4. Configure GitHub and prove the result

• Create or fork the GitHub repo, preserve upstream linkage when needed, push the repo, and verify the live endpoint.
• Turn off unused live features such as wiki or projects when the repo does not actually use them.
• When the host supports repository rulesets, implement the maintainer exception as a pull-request-only ruleset bypass for the authenticated maintainer role or account instead of relying only on classic branch-protection bypass allowances.
• Do not assume repo-creation defaults already produced the intended repo-health settings.

5. Validate and publish

• Run the relevant local validation, ensure the latest relevant CI and code-scanning runs on the default branch are green, and publish the real external artifact only when the project actually has one.
• If a single-maintainer fixture or sandbox repo needs one last hardening PR and GitHub self-approval rules would otherwise deadlock the run, merge that PR with gh pr merge --admin using the allowed method instead of weakening the steady-state review rule, then verify the final live state.

6. Tag and release

• Skip tagging when version semantics are unclear without invention, and report the skip precisely.

Completion Gate

• Verify the final GitHub setting claims are backed by a fresh python -m ceratops_gh_current_state repo-health run.
• Verify live review protection still shows required_approving_review_count: 1 and the intended maintainer bypass actor unless the user explicitly chose a different merge policy.
• Verify the maintainer bypass is implemented through a live pull-request-only ruleset when the platform supports it.
• Verify live external state for every touched repo, protection rule, security setting, release, package, image, CI run, code scanning result, PR state, registry artifact, and docs endpoint.
• Verify local state for every touched repo, worktree, generated file, artifact directory, cache, temp path, credential or config change, local consumer path, shortcut, scheduled task, service, shell profile, and cleanup side effect.
• Ensure the local repo is clean on the default branch and tracking the remote default branch.
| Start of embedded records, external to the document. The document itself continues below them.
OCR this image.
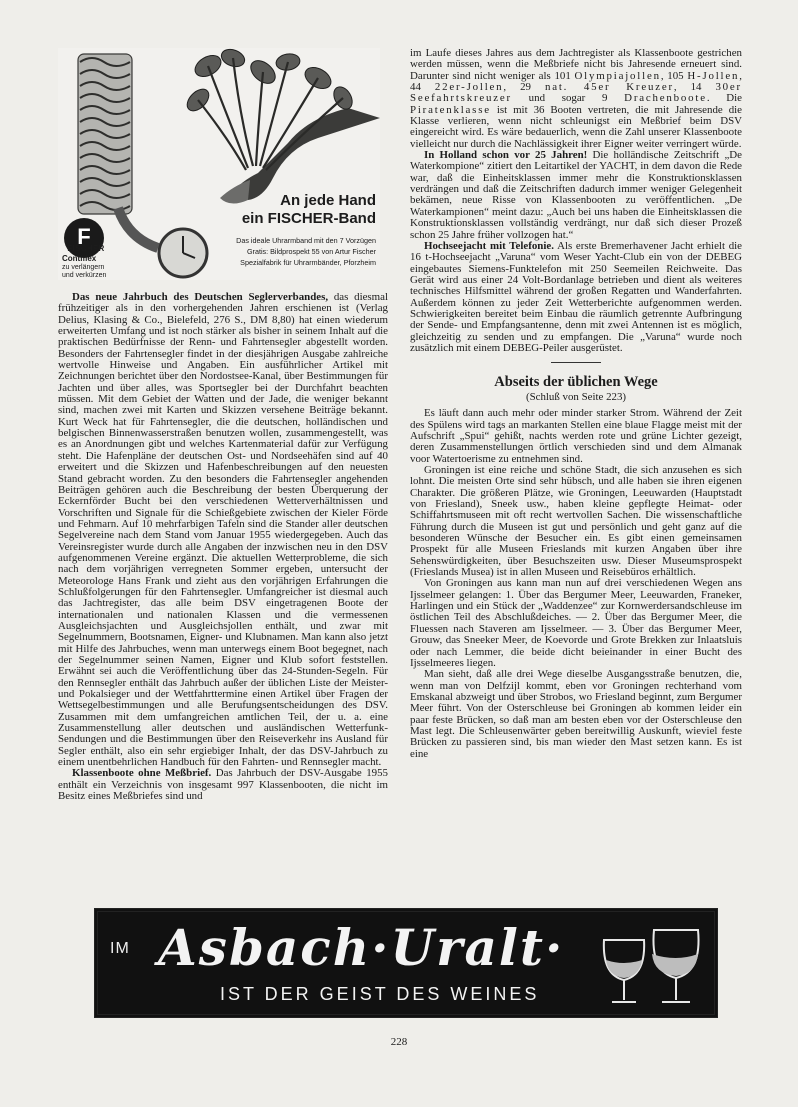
F
FISCHER
Contiflex
zu verlängern
und verkürzen
An jede Hand
ein FISCHER-Band
Das ideale Uhrarmband mit den 7 Vorzügen
Gratis: Bildprospekt 55 von Artur Fischer
Spezialfabrik für Uhrarmbänder, Pforzheim

Das neue Jahrbuch des Deutschen Seglerverbandes, das diesmal frühzeitiger als in den vorhergehenden Jahren erschienen ist (Verlag Delius, Klasing & Co., Bielefeld, 276 S., DM 8,80) hat einen wiederum erweiterten Umfang und ist noch stärker als bisher in seinem Inhalt auf die praktischen Bedürfnisse der Renn- und Fahrtensegler abgestellt worden. Besonders der Fahrtensegler findet in der diesjährigen Ausgabe zahlreiche wertvolle Hinweise und Angaben. Ein ausführlicher Artikel mit Zeichnungen berichtet über den Nordostsee-Kanal, über Bestimmungen für Jachten und über alles, was Sportsegler bei der Durchfahrt beachten müssen. Mit dem Gebiet der Watten und der Jade, die weniger bekannt sind, machen zwei mit Karten und Skizzen versehene Beiträge bekannt. Kurt Weck hat für Fahrtensegler, die die deutschen, holländischen und belgischen Binnenwasserstraßen benutzen wollen, zusammengestellt, was es an Anordnungen gibt und welches Kartenmaterial dafür zur Verfügung steht. Die Hafenpläne der deutschen Ost- und Nordseehäfen sind auf 40 erweitert und die Skizzen und Hafenbeschreibungen auf den neuesten Stand gebracht worden. Zu den besonders die Fahrtensegler angehenden Beiträgen gehören auch die Beschreibung der besten Überquerung der Eckernförder Bucht bei den verschiedenen Wetterverhältnissen und Vorschriften und Signale für die Schießgebiete zwischen der Kieler Förde und Fehmarn. Auf 10 mehrfarbigen Tafeln sind die Stander aller deutschen Segelvereine nach dem Stand vom Januar 1955 wiedergegeben. Auch das Vereinsregister wurde durch alle Angaben der inzwischen neu in den DSV aufgenommenen Vereine ergänzt. Die aktuellen Wetterprobleme, die sich nach dem vorjährigen verregneten Sommer ergeben, untersucht der Meteorologe Hans Frank und zieht aus den vorjährigen Erfahrungen die Schlußfolgerungen für den Fahrtensegler. Umfangreicher ist diesmal auch das Jachtregister, das alle beim DSV eingetragenen Boote der internationalen und nationalen Klassen und die vermessenen Ausgleichsjachten und Ausgleichsjollen enthält, und zwar mit Segelnummern, Bootsnamen, Eigner- und Klubnamen. Man kann also jetzt mit Hilfe des Jahrbuches, wenn man unterwegs einem Boot begegnet, nach der Segelnummer seinen Namen, Eigner und Klub sofort feststellen. Erwähnt sei auch die Veröffentlichung über das 24-Stunden-Segeln. Für den Rennsegler enthält das Jahrbuch außer der üblichen Liste der Meister- und Pokalsieger und der Wettfahrttermine einen Artikel über Fragen der Wettsegelbestimmungen und alle Berufungsentscheidungen des DSV. Zusammen mit dem umfangreichen amtlichen Teil, der u. a. eine Zusammenstellung aller deutschen und ausländischen Wetterfunk-Sendungen und die Bestimmungen über den Reiseverkehr ins Ausland für Segler enthält, also ein sehr ergiebiger Inhalt, der das DSV-Jahrbuch zu einem unentbehrlichen Handbuch für den Fahrten- und Rennsegler macht.

Klassenboote ohne Meßbrief. Das Jahrbuch der DSV-Ausgabe 1955 enthält ein Verzeichnis von insgesamt 997 Klassenbooten, die nicht im Besitz eines Meßbriefes sind und

im Laufe dieses Jahres aus dem Jachtregister als Klassenboote gestrichen werden müssen, wenn die Meßbriefe nicht bis Jahresende erneuert sind. Darunter sind nicht weniger als 101 Olympiajollen, 105 H-Jollen, 44 22er-Jollen, 29 nat. 45er Kreuzer, 14 30er Seefahrtskreuzer und sogar 9 Drachenboote. Die Piratenklasse ist mit 36 Booten vertreten, die mit Jahresende die Klasse verlieren, wenn nicht schleunigst ein Meßbrief beim DSV eingereicht wird. Es wäre bedauerlich, wenn die Zahl unserer Klassenboote vielleicht nur durch die Nachlässigkeit ihrer Eigner weiter verringert würde.

In Holland schon vor 25 Jahren! Die holländische Zeitschrift „De Waterkompione“ zitiert den Leitartikel der YACHT, in dem davon die Rede war, daß die Einheitsklassen immer mehr die Konstruktionsklassen verdrängen und daß die Zeitschriften dadurch immer weniger Gelegenheit bekämen, neue Risse von Klassenbooten zu veröffentlichen. „De Waterkampionen“ meint dazu: „Auch bei uns haben die Einheitsklassen die Konstruktionsklassen vollständig verdrängt, nur daß sich dieser Prozeß schon 25 Jahre früher vollzogen hat.“

Hochseejacht mit Telefonie. Als erste Bremerhavener Jacht erhielt die 16 t-Hochseejacht „Varuna“ vom Weser Yacht-Club ein von der DEBEG eingebautes Siemens-Funktelefon mit 250 Seemeilen Reichweite. Das Gerät wird aus einer 24 Volt-Bordanlage betrieben und dient als weiteres technisches Hilfsmittel während der großen Regatten und Wanderfahrten. Außerdem können zu jeder Zeit Wetterberichte aufgenommen werden. Schwierigkeiten bereitet beim Einbau die räumlich getrennte Aufbringung der Sende- und Empfangsantenne, denn mit zwei Antennen ist es möglich, gleichzeitig zu senden und zu empfangen. Die „Varuna“ wurde noch zusätzlich mit einem DEBEG-Peiler ausgerüstet.

Abseits der üblichen Wege
(Schluß von Seite 223)

Es läuft dann auch mehr oder minder starker Strom. Während der Zeit des Spülens wird tags an markanten Stellen eine blaue Flagge meist mit der Aufschrift „Spui“ gehißt, nachts werden rote und grüne Lichter gezeigt, deren Zusammenstellungen örtlich verschieden sind und dem Almanak voor Watertoerisme zu entnehmen sind.

Groningen ist eine reiche und schöne Stadt, die sich anzusehen es sich lohnt. Die meisten Orte sind sehr hübsch, und alle haben sie ihren eigenen Charakter. Die größeren Plätze, wie Groningen, Leeuwarden (Hauptstadt von Friesland), Sneek usw., haben kleine gepflegte Heimat- oder Schiffahrtsmuseen mit oft recht wertvollen Sachen. Die wissenschaftliche Führung durch die Museen ist gut und persönlich und geht ganz auf die besonderen Wünsche der Besucher ein. Es gibt einen gemeinsamen Prospekt für alle Museen Frieslands mit kurzen Angaben über ihre Sehenswürdigkeiten, über Besuchszeiten usw. Dieser Museumsprospekt (Frieslands Musea) ist in allen Museen und Reisebüros erhältlich.

Von Groningen aus kann man nun auf drei verschiedenen Wegen ans Ijsselmeer gelangen: 1. Über das Bergumer Meer, Leeuwarden, Franeker, Harlingen und ein Stück der „Waddenzee“ zur Kornwerdersandschleuse im östlichen Teil des Abschlußdeiches. — 2. Über das Bergumer Meer, die Fluessen nach Staveren am Ijsselmeer. — 3. Über das Bergumer Meer, Grouw, das Sneeker Meer, de Koevorde und Grote Brekken zur Inlaatsluis oder nach Lemmer, die beide dicht beieinander in einer Bucht des Ijsselmeeres liegen.

Man sieht, daß alle drei Wege dieselbe Ausgangsstraße benutzen, die, wenn man von Delfzijl kommt, eben vor Groningen rechterhand vom Emskanal abzweigt und über Strobos, wo Friesland beginnt, zum Bergumer Meer führt. Von der Osterschleuse bei Groningen ab kommen leider ein paar feste Brücken, so daß man am besten eben vor der Osterschleuse den Mast legt. Die Schleusenwärter geben bereitwillig Auskunft, wieviel feste Brücken zu passieren sind, bis man wieder den Mast setzen kann. Es ist eine

IM Asbach·Uralt·
IST DER GEIST DES WEINES
228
If a squash merge or history rewrite would strand useful local work, keep one clearly named safety branch and report it.

Output Contract

Report only:

• what was created or changed
• new repo or published artifact details when materially relevant to downstream use
• unresolved blockers or non-blocking debt
• intentionally retained branches, PRs, temp files, or side effects with reasons
• anything important not verified
• exact credential step or paid requirement if blocked

Example Invocation

Use $ceratops-gh-repo-create-and-publish for this project. Create or harden the GitHub repo, then publish the right public artifact and prove live GitHub settings with the bundled checks before closing.